# Best "Short Throw projector - Sub $1k - size issues



## Djimbe (Mar 6, 2015)

Looking for a better sub $1000 projector to pull a 175-220 diagonal image on a wall in a well lit room. Should be Short Throw, as room is 12-14 feet across I have the Optoma hd141, and it has a great image, but I cant get the image larger than 80" or so, and I want the whole wall.

My issue is that at that size the GT1080 (my main screen option) starts to pixilate (you can start to see the horizontal lines of light on the screen). would that happen with ANY projector that I blew up to that range,or is there a better choice for me out there that I am missing out on? it is also a TOUCH weak (but acceptable) in the brightness department, so anything lesser would be unworkable. I live loft-style so theatre darkness never happens.

is there a way to make the image on the HD141 larger in a short space? (magnifying glass or something?) or would it start to Pixelate as well?

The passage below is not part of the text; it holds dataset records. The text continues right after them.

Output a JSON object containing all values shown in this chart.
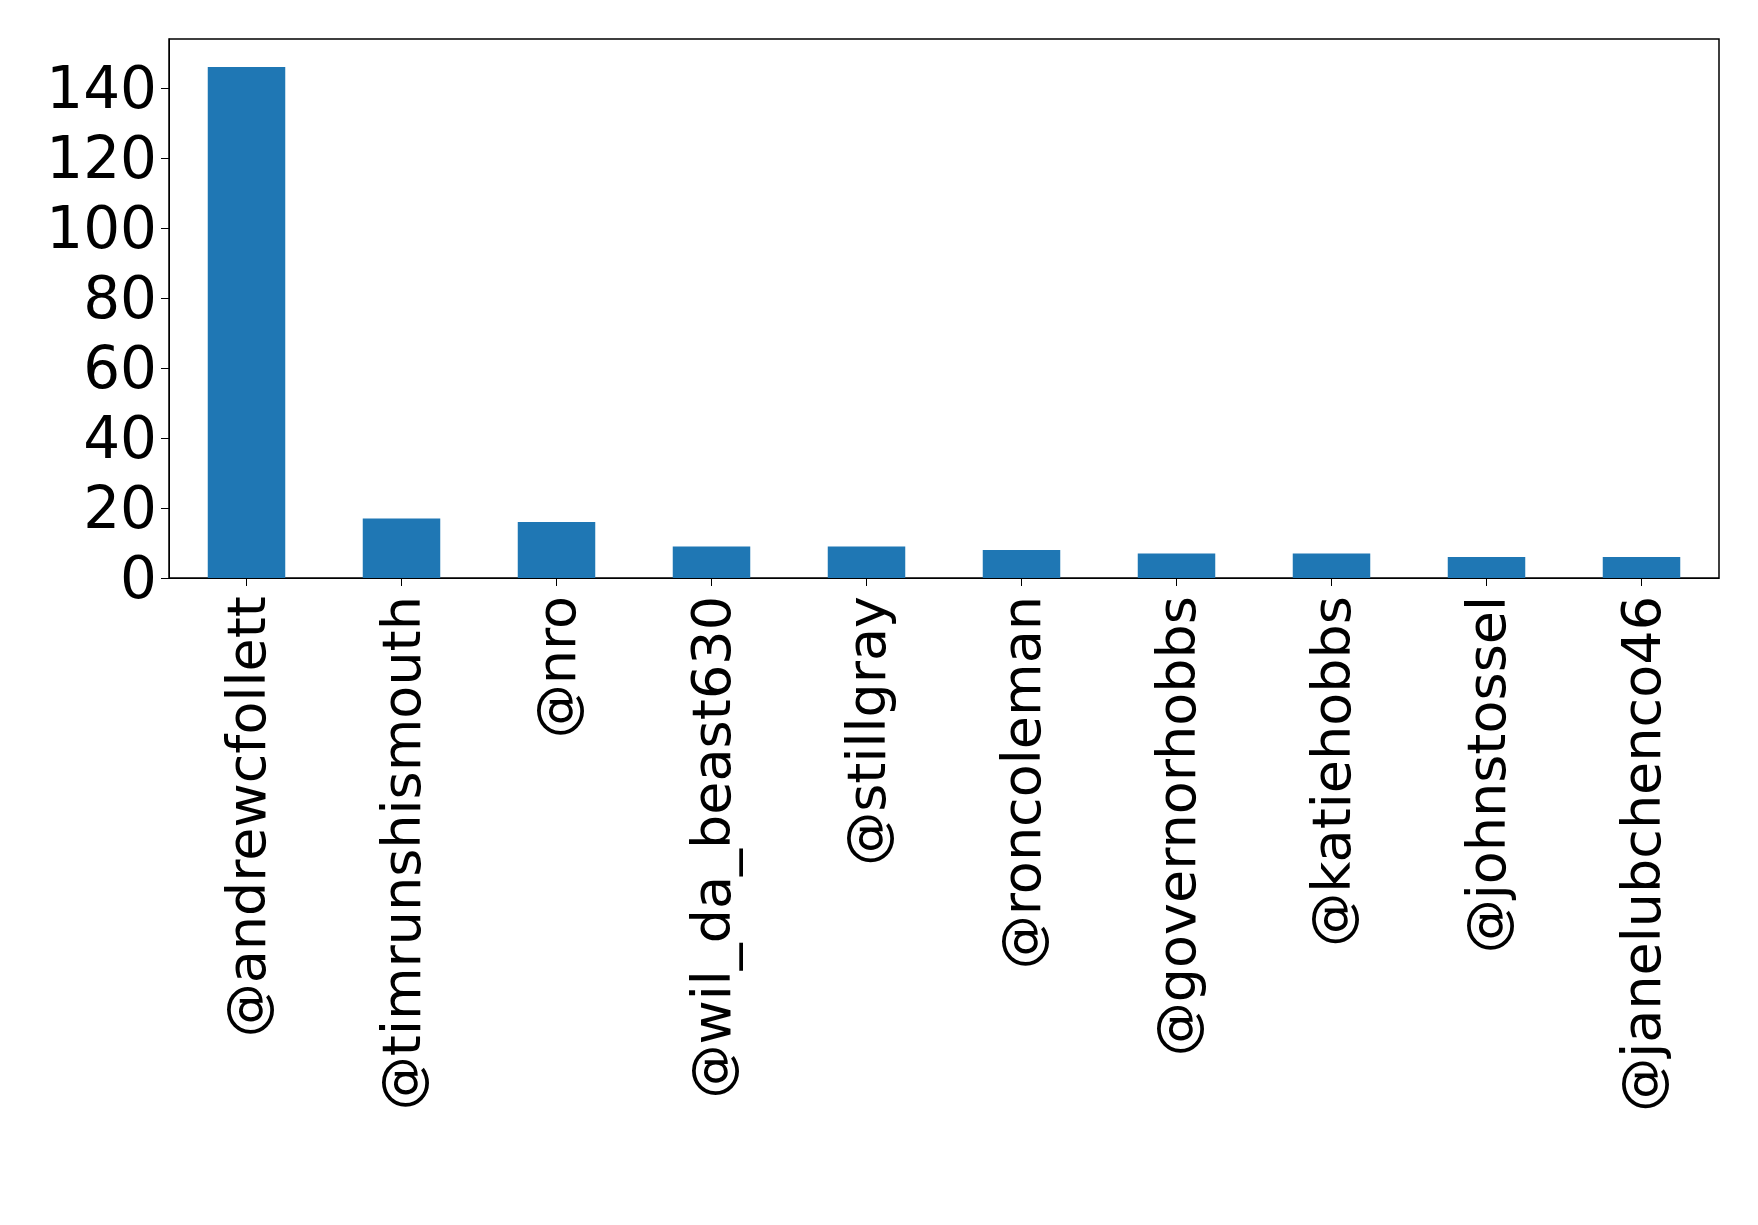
{
  "chart_data": {
    "type": "bar",
    "categories": [
      "@andrewcfollett",
      "@timrunshismouth",
      "@nro",
      "@wil_da_beast630",
      "@stillgray",
      "@roncoleman",
      "@governorhobbs",
      "@katiehobbs",
      "@johnstossel",
      "@janelubchenco46"
    ],
    "values": [
      146,
      17,
      16,
      9,
      9,
      8,
      7,
      7,
      6,
      6
    ],
    "color": "#1f77b4",
    "ylim": [
      0,
      154
    ],
    "yticks": [
      0,
      20,
      40,
      60,
      80,
      100,
      120,
      140
    ],
    "grid": false
  }
}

I am a gamer so i like the response time, Im not rich, and I can live with my current setup if I must.


----------



## tonyvdb (Sep 5, 2007)

For the most part with any projector in the price range you looking at going any larger than 120" would cause the pixels to become much more noticeable. 
Most good projectors that can do an image larger than that cost closer to $2000+

Any inexpensive modifications to the lens by adding another would result in a brightness hit and would cause distortion around the outside edges.


----------



## Djimbe (Mar 6, 2015)

so any suggestions for better within then same capabilities/range? (brighter/sharper/etc)?


----------



## tonyvdb (Sep 5, 2007)

Well This Epson 3020 is a little better if your sticking with your $1000 budget.


----------